While I was reorganizing and removing said cover, headlights came on behind me and music started playing, “and I know and the world knows” on a loop. It sounded familiar.
Suddenly, someone from behind me–in my backseat–slipped a cord or something around my neck and pulled it taut.
A short catch of my breath, barely audible, before I said, “Are you going to kill me or rape me, sir?” in a ridiculously calm voice while silently cursing myself for not having checked the backseat.
As I passed out (or died?), I got no response.
Abruptly, I was awake in real life, my heart pounding.
I got up and checked on my two beautiful slumbering children, who were still doing so quite peacefully. I re-blanketed the little one, and meandered back to my bedroom, thinking to lay on my bed and Google the lyrics from the dream-song. A knock at the door–my mother was here to remind me that I have to work today at 10a (I asked her to do so last night).
I told her about the dream and got a hug and an attempt at dream analysis, but I wanted to write it all down before attempting to analyze it, so she said she’d tell me later–something about life and the economy.
What disturbs me about the dream was the only other vivid rape dream I can remember having was the one I had in San Marcos all those years ago (at this blog’s beginnings) which preceded an actual “date rape” attempt by a coworker (I put that in quotes because he and I weren’t dating and he was at my apartment with me and a friend of mine so that we could all innocently enjoy a ridiculous amount of alcohol and make fun of poorly plotted adult films–okay maybe we had made some poor choices there, but he still had no right…).
At the time I had the previous dream (which I believe was prophetic), I had awakened beating my fists against my then-boyfriend-now-husband’s back, but I don’t remember him even waking up. Maybe he did. I don’t feel like going back and reading the entry about the dream or the one about the rape right now. I’m still a bit shaken up about the dream that awakened me this morning. But this time I didn’t even have the comfort of another human being in bed next to me (although if boyfriend were here, he probably would have woken up and would have comforted me for sure…).

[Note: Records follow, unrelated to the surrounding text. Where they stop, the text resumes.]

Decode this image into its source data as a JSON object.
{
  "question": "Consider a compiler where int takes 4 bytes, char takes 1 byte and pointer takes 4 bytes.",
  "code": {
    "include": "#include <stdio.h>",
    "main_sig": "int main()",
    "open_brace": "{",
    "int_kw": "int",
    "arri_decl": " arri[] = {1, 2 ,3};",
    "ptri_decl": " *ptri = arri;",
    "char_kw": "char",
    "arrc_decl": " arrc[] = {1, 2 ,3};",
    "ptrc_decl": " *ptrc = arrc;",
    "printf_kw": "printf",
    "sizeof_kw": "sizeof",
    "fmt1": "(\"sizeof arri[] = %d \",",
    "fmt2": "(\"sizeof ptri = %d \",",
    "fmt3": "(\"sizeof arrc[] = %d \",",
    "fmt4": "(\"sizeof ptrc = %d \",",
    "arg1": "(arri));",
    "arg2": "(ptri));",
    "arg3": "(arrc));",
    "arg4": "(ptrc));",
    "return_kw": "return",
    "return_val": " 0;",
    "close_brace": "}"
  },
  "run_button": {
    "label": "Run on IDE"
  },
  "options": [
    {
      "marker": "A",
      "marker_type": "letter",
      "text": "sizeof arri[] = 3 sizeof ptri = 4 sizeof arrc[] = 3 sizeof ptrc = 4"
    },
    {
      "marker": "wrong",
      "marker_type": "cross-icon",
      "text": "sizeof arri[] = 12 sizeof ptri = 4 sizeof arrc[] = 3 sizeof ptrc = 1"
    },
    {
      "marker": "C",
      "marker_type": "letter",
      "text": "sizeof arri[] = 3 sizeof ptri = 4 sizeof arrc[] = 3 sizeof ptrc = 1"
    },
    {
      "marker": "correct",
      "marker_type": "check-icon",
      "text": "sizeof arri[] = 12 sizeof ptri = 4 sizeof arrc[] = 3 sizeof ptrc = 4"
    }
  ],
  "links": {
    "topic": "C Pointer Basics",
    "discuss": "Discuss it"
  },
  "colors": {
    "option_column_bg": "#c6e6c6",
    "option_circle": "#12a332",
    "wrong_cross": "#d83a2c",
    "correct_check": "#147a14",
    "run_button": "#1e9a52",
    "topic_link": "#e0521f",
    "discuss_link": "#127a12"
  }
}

I did not find any results for that song when I Googled it, so if any of you readers happen to know the song, please please please let me know what the song is and who wrote it. I’m not sure why, but I feel like the song is important in some way. Also, if you have any dream interpretations or your own vivid dreams to share, feel free to do either. I must now get off of the internet and take care of hygienic and mothering needs before 9a, when I must leave to drive to my retail job.